I joined a church today. And not because I was the Pastor, or married to the
Pastor. But because I chose
to. It is the first time in my
life that I have done so as an adult (or as a child attached to parents who
made the choice) that was not attached to a vocation calling for either me or
my spouse. And, yet, it is
entirely that as well – our vocation as a family – that led us to the place we
have inhabited on Sunday mornings since September. Each week, each email, each call or conversation I have
thought to myself, “this could be home.”
Simultaneously, we have as a family said, “these are our people.”
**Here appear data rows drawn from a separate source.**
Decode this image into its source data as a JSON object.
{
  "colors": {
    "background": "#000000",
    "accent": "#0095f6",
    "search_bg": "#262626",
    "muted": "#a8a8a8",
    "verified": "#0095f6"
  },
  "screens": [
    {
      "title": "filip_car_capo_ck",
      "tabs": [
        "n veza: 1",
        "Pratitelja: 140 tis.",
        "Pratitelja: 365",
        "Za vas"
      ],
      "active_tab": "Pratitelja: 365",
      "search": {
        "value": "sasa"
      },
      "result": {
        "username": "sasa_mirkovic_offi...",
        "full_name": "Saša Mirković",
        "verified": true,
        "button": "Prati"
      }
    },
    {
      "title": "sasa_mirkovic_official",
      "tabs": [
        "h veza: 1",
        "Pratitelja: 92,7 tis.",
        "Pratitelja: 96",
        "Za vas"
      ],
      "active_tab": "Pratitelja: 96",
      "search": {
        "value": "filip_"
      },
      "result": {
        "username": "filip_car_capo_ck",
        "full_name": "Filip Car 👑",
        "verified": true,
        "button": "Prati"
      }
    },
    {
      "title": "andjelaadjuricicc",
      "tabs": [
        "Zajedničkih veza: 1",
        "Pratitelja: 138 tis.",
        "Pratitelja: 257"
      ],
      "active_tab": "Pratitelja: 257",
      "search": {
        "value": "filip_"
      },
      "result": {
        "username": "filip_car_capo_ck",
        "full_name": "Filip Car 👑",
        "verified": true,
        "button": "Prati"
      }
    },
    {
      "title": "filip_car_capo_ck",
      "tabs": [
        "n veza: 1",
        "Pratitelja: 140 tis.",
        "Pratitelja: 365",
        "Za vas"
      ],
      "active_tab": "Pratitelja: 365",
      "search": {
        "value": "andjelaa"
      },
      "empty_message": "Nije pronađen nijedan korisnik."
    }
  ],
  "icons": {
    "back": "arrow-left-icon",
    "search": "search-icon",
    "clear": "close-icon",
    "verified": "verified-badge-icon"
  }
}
And we are not there each Sunday. We are the family I was often frustrated with when I was the
Pastor – absent sometimes for 3 weeks in a row when Sunday School needed extra
helpers and we as parents needed support and worship was sparse and we were
part of the reason why. Our life
as a family, with two more than full-time working parents and children who get
sick at inconvenient times, and sometimes with so much else going on that a few
hours of quiet removed from the world on Sunday morning is what we need more
than air to breathe…that is my life.
My reality, my joy, my angst, my waking dream – all in the same moment.
Still, though, it is Church that sustains and creates and
moves and changes and molds me. It
has been so since before I was in the world, I suspect, and certainly since
that long ago moment in a Southern Baptist church in South Carolina that
welcomed and blessed me into God’s family to enter the journey Jesus offers us,
and walks beside us every step of the way. For Michelle and I both, taking this step today to say Yes
in a very public way is a not-small thing that signifies a
years-in-the-making-opening to so much that neither of us thought would ever
come into being again.
I joined a church today. We joined a church today: a non-traditional (whatever that
means) family with all kinds of scars and hopes and loves and sorrows and joys
for the present and future that God is creating with us all the time. A church that reminds us, and lives,
that Jesus joins us right here in the middle of the story and that Jesus allows
our Alleluias to rest with him when necessary to remind us of the promise of
Easter – as my two pastors spoke of so wisely today.
A blessed life it is, with Easter ever on the horizon. And resurrection happening sometimes
even when the ashes are still lingering on our foreheads.